Politics & Policy

Milton Friedman, R.I.P.

It isn’t right to rail against fortune when death comes to a friend, or a hero–in this case, both–at the high age of 94. Still, we are free to choose, and there was grief when word came to us of the death of Milton Friedman. We were on board a large ship, where a week of seminars at sea was being guided by a dozen celebrants of conservative doctrine. One was to have been Friedman himself, but when the boat pulled away from San Diego, bound for Mexico, Friedman was in a hospital in San Francisco.

 

What struck the band of brothers who came together last Friday afternoon to devise an impromptu tribute to our missing seminarist was in fact exactly that–grief, never mind that he had lived 94 years. Although Professor Friedman engaged himself to the end, in tandem with his brilliant wife, Rose, in academic and philosophical work, it was not the discontinuation of this that caused the pang aboard the S.S. Oosterdam. If the word had come that Friedman would never again write an academic paper, or a book or column, we’d have tightened our belts, and perhaps reminded ourselves of the million words that are there in print, and will always be there, to reread and to ponder.
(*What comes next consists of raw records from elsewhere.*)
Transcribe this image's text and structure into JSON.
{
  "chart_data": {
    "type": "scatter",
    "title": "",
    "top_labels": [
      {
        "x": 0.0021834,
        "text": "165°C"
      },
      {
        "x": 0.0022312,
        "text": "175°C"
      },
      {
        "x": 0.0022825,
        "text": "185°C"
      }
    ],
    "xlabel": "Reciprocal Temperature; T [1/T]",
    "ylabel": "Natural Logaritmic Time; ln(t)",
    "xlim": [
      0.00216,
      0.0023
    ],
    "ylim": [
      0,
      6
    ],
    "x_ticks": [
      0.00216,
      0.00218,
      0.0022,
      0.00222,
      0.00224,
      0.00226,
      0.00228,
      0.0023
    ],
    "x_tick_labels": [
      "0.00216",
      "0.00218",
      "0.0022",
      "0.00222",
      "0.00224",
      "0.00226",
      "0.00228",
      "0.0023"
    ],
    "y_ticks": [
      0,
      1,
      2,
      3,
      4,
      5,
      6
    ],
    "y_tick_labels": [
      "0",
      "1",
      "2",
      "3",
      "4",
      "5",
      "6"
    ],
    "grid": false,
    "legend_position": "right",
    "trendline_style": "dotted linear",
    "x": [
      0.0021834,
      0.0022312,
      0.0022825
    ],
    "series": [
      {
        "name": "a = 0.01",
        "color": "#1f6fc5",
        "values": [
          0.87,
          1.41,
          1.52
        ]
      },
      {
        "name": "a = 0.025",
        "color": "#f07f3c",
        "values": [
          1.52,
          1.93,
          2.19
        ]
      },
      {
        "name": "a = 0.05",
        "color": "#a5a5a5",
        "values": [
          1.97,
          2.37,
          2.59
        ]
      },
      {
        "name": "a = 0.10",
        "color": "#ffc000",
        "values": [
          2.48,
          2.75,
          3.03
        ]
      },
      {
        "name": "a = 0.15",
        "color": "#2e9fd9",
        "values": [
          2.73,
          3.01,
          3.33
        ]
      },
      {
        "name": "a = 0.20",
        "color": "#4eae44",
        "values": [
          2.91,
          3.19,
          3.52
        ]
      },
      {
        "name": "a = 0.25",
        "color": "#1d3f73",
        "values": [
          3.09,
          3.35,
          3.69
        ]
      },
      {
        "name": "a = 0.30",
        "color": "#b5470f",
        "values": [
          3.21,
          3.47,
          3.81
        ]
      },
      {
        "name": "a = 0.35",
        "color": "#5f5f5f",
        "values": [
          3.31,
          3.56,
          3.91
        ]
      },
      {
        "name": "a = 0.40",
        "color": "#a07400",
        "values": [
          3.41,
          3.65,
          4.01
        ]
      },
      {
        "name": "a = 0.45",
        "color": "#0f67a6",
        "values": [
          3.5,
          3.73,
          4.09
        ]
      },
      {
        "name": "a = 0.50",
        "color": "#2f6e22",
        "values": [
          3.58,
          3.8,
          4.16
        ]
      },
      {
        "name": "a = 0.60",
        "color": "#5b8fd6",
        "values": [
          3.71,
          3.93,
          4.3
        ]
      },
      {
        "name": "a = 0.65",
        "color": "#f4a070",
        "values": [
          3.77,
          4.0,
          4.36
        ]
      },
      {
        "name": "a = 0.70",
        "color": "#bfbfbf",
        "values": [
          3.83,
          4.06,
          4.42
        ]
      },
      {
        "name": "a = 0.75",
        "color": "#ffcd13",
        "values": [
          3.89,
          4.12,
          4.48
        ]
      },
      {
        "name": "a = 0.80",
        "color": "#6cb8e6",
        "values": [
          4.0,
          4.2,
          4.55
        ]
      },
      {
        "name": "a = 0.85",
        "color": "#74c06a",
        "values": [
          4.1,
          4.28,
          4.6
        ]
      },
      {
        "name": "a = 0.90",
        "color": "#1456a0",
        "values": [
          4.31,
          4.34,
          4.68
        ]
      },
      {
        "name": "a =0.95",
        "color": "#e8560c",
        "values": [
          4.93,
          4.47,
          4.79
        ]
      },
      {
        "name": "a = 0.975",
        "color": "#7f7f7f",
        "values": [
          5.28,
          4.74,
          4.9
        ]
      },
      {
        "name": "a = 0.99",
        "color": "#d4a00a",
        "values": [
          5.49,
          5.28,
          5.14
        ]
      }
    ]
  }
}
But what we felt was not so much the discontinuation of that great wellspring of liberal and penetrating thought. It was grief for the loss of a person.

 

It is inevitably so that the end of life of a central intellectual or political or indeed theatrical figure can be felt personally only by a comparative few, because only a few can have known any historical figure. The legion of admirers at a remove—those who felt for him, without ever having met him, admiration, devotion, even love—is something different, more detached. But there was also the impact of his person on individual students and friends and coadjutors, and on Thursday, November 16, we felt a wholly personal loss.

 

The next day we put together an afternoon seminar at the hands of confederates on board.  John O’Sullivan, the British-American editor, author, lecturer, spoke of the international impact Friedman had had during five decades, from the sixties until the end. Robert Conquest, the scholar of Russia, poet, and, along with Friedman, fellow at the Hoover Institution, remarked the cultural impact of the great economist.  Richard Lowry, the young editor of National Review, and his colleague Ramesh Ponnuru, spoke of his influence on undergraduates. Arnold Beichman, also a fellow at the Hoover Institution, an author and public intellectual–and nonagenarian–had known the deceased as long as anyone present, and did  not attempt to hide his tears. Jay Nordlinger, music critic and managing editor of National Review, presided, weaving together, for the benefit of the four hundred guests, the highlights of the life so mourned.

 

This author and friend had been struck down by an overnight illness. Had I spoken, I’d have stressed Milton’s capacity for friendship and fine company. We met, along with another friend, every year for nineteen years for a long weekend of skiing and conviviality, interrupted, finally, by illness.  “When I undertook the operation,” he wrote me in 1994,  “I did it very much in the hope that it would enable me to go skiing in January, but I am afraid the recovery isn’t going to be fast enough for me to do so. I have already told Lawry [Chickering] about it.  I cannot tell you how much I regret having to do this. With all my love, Milton.”  A year later:  “I do not believe in miracles, and that is what I believe it would take to enable me to be on skis in six months’ time.” A year later: “Those many years we spent three days together at Alta are among my happiest memories.” And after I published a piece about our skiing life, “You captured beautifully our joint satisfaction with our sessions at Alta. The fluency and sensitivity of your writing always astound me. Your generosity of spirit is remarkable and I am most grateful for having been a major beneficiary.”

 

That is how true friends can address each other, and it was the impact of an end to the expression of such sentiments that struck me so hard on learning of the death of this Nobel Prize winner, the dominant economic and libertarian voice of the 20th century,  my sometime skiing buddy.